Alaska is the largest state in the United States by area but has the lowest population density with approximately 1.2 people per square mile on average (US Census, 2020). Population density is highly location dependent across the state with two densely populated and highly interconnected economic regions and many sparsely populated rural areas only accessible by boat or plane. The unique community dynamics in Alaska, paired with its 800 km physical distance from the contiguous United States (hereafter, Lower 48), has the potential to contribute to unique patterns of SARS-CoV-2 variant emergence and spread.
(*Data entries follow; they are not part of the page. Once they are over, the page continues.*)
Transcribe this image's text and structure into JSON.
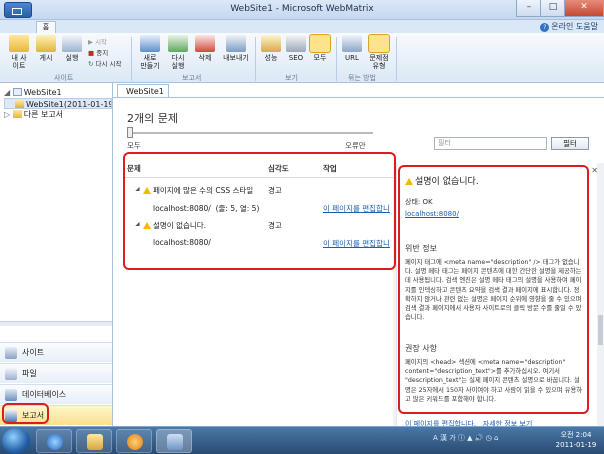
{
  "window": {
    "title": "WebSite1 - Microsoft WebMatrix",
    "home_tab": "홈",
    "help": "온라인 도움말",
    "minimize": "–",
    "maximize": "□",
    "close": "✕"
  },
  "ribbon": {
    "buttons": [
      {
        "label1": "내 사",
        "label2": "이트",
        "icon": "my-site-icon"
      },
      {
        "label1": "게시",
        "label2": "",
        "icon": "publish-icon"
      },
      {
        "label1": "실행",
        "label2": "",
        "icon": "run-icon"
      },
      {
        "label1": "새로",
        "label2": "만들기",
        "icon": "new-report-icon"
      },
      {
        "label1": "다시",
        "label2": "실행",
        "icon": "rerun-icon"
      },
      {
        "label1": "삭제",
        "label2": "",
        "icon": "delete-icon"
      },
      {
        "label1": "내보내기",
        "label2": "",
        "icon": "export-icon"
      },
      {
        "label1": "성능",
        "label2": "",
        "icon": "performance-icon"
      },
      {
        "label1": "SEO",
        "label2": "",
        "icon": "seo-icon"
      },
      {
        "label1": "모두",
        "label2": "",
        "icon": "all-icon"
      },
      {
        "label1": "URL",
        "label2": "",
        "icon": "url-icon"
      },
      {
        "label1": "문제점",
        "label2": "유형",
        "icon": "issue-type-icon"
      }
    ],
    "small": [
      "시작",
      "중지",
      "다시 시작"
    ],
    "groups": [
      "사이트",
      "보고서",
      "보기",
      "묶는 방법"
    ]
  },
  "tree": {
    "root": "WebSite1",
    "item": "WebSite1(2011-01-19 오",
    "other": "다른 보고서"
  },
  "nav": [
    "사이트",
    "파일",
    "데이터베이스",
    "보고서"
  ],
  "main": {
    "tab": "WebSite1",
    "title": "2개의 문제",
    "slider_left": "모두",
    "slider_right": "오류만",
    "filter_placeholder": "필터",
    "filter_button": "필터"
  },
  "grid": {
    "headers": [
      "문제",
      "심각도",
      "작업"
    ],
    "rows": [
      {
        "issue": "페이지에 많은 수의 CSS 스타일",
        "severity": "경고",
        "url": "localhost:8080/",
        "pos": "(줄: 5, 열: 5)",
        "action": "이 페이지를 편집합니"
      },
      {
        "issue": "설명이 없습니다.",
        "severity": "경고",
        "url": "localhost:8080/",
        "pos": "",
        "action": "이 페이지를 편집합니"
      }
    ]
  },
  "detail": {
    "title": "설명이 없습니다.",
    "status": "상태: OK",
    "url": "localhost:8080/",
    "violation_heading": "위반 정보",
    "violation_text": "페이지 태그에 <meta name=\"description\" /> 태그가 없습니다. 설명 메타 태그는 페이지 콘텐츠에 대한 간단한 설명을 제공하는 데 사용됩니다. 검색 엔진은 설명 메타 태그의 설명을 사용하여 페이지를 인덱싱하고 콘텐츠 요약을 검색 결과 페이지에 표시합니다. 정확하지 않거나 관련 없는 설명은 페이지 순위에 영향을 줄 수 있으며 검색 결과 페이지에서 사용자 사이트로의 클릭 방문 수를 줄일 수 있습니다.",
    "recommend_heading": "권장 사항",
    "recommend_text": "페이지의 <head> 섹션에 <meta name=\"description\" content=\"description_text\">를 추가하십시오. 여기서 \"description_text\"는 실제 페이지 콘텐츠 설명으로 바꿉니다. 설명은 25자에서 150자 사이여야 하고 사람이 읽을 수 있으며 유용하고 많은 키워드를 포함해야 합니다.",
    "link_edit": "이 페이지를 편집합니다.",
    "link_more": "자세한 정보 보기"
  },
  "taskbar": {
    "tray": "A 漢 가 ⓘ ▲ 🔊 ◷ ⌂",
    "time": "오전 2:04",
    "date": "2011-01-19"
  }
}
Here, we report on the striking difference in prevalence of SARS-CoV-2 variant B.1.1.519 (Rambaut et al., 2020) between Alaska and the Lower 48 in early 2021. Based on all publicly available genomes outlined in outbreak.info, B.1.1.519 has been detected in at least 72 countries. At its peak, B.1.1.519 comprised around 3% of sequenced cases globally (Mullen et al., 2020) with the highest prevalence observed in Mexico where the lineage was first recognized and comprises 7,959 of 54,886 (14.5%) sequenced genomes (Rodriguez-Maldonado 2021). B.1.1.519 was detected at relatively low levels across the Lower 48 but was never characterized as a variant of concern (VOC), variant of interest (VOI), or variant being monitored (VBM) by the Center for Disease Control and Prevention (CDC). In contrast, the World Health Organization designated B.1.1.519 a variant under monitoring (VUM) on June 20, 2021, implying the potential future risk until November 2021 when Delta became the dominant variant globally (World Health Organization [WHO], 2021). This classification was in part due to the several key mutations B.1.1.519 encodes including amino acid substitutions T478K, P681H, and T732A in the spike (S) protein, that may affect affinity to the SARS-CoV-2 receptor, human angiotensin I converting enzyme-2 (hACE-2). Notably, a study examining the clinical impact of B.1.1.519 infection in Mexico City found patients infected with B.1.1.519 displayed a significant increase in the severity of COVID-19 respiratory tract symptoms relative to patients infected with non-B.1.1.519 variants (Cedro-Tanda et al., 2021).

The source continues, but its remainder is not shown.